- Location within the regional unit
- Ion Dragoumis Location within Greece
- Coordinates: 40°25′N 21°22′E﻿ / ﻿40.417°N 21.367°E
- Country: Greece
- Geographic region: Macedonia
- Administrative region: Western Macedonia
- Regional unit: Kastoria
- Municipality: Argos Orestiko

Area
- • Municipal unit: 134.3 km^{2} (51.9 sq mi)

Population (2021)
- • Municipal unit: 2,357
- • Municipal unit density: 17.55/km^{2} (45.45/sq mi)
- Time zone: UTC+2 (EET)
- • Summer (DST): UTC+3 (EEST)
- Vehicle registration: KT

= Ion Dragoumis (municipal unit) =

Ion Dragoumis (Ίων Δραγούμης) is a municipal unit of Argos Orestiko municipality in the Kastoria regional unit, Western Macedonia, Greece.

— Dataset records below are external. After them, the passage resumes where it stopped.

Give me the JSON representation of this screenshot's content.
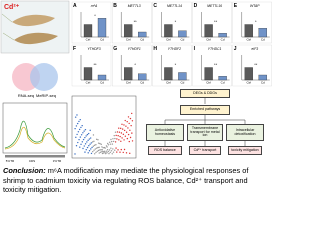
{
  "stressor": "Cd²⁺",
  "venn": {
    "left": "RNA-seq",
    "right": "MeRIP-seq"
  },
  "bar_panels": {
    "categories": [
      "Ctrl",
      "Cd"
    ],
    "ylim": [
      0,
      2
    ],
    "colors": [
      "#5a5a5a",
      "#7093c8"
    ],
    "panels": [
      {
        "letter": "A",
        "gene": "m⁶A",
        "values": [
          1,
          1.5
        ],
        "sig": "*"
      },
      {
        "letter": "B",
        "gene": "METTL3",
        "values": [
          1,
          0.4
        ],
        "sig": "**"
      },
      {
        "letter": "C",
        "gene": "METTL14",
        "values": [
          1,
          0.5
        ],
        "sig": "*"
      },
      {
        "letter": "D",
        "gene": "METTL16",
        "values": [
          1,
          0.3
        ],
        "sig": "**"
      },
      {
        "letter": "E",
        "gene": "WTAP",
        "values": [
          1,
          0.7
        ],
        "sig": "*"
      },
      {
        "letter": "F",
        "gene": "YTHDF3",
        "values": [
          1,
          0.4
        ],
        "sig": "**"
      },
      {
        "letter": "G",
        "gene": "YTHDF1",
        "values": [
          1,
          0.5
        ],
        "sig": "*"
      },
      {
        "letter": "H",
        "gene": "YTHDF2",
        "values": [
          1,
          0.6
        ],
        "sig": "*"
      },
      {
        "letter": "I",
        "gene": "YTHDC1",
        "values": [
          1,
          0.3
        ],
        "sig": "**"
      },
      {
        "letter": "J",
        "gene": "eIF3",
        "values": [
          1,
          0.4
        ],
        "sig": "**"
      }
    ]
  },
  "metagene": {
    "regions": [
      "5'UTR",
      "CDS",
      "3'UTR"
    ]
  },
  "flow": {
    "top": "DEGs & DDGs",
    "middle": "Enriched pathways",
    "processes": [
      "Antioxidative homeostasis",
      "Transmembrane transport for metal ion",
      "Intracellular detoxification"
    ],
    "outcomes": [
      "ROS balance",
      "Cd²⁺ transport",
      "toxicity mitigation"
    ]
  },
  "conclusion": {
    "label": "Conclusion:",
    "text": "m⁶A modification may mediate the physiological responses of shrimp to cadmium toxicity via regulating ROS balance, Cd²⁺ transport and toxicity mitigation."
  }
}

Until the 2011 local government reform it was a separate municipality. It was named after the Greek diplomat and protagonist of the Macedonian Struggle, Ion Dragoumis. The municipal unit has an area of 134.335 km^{2}, and a population of 2,899 (2011). The seat of the former municipality was in Vogatsiko.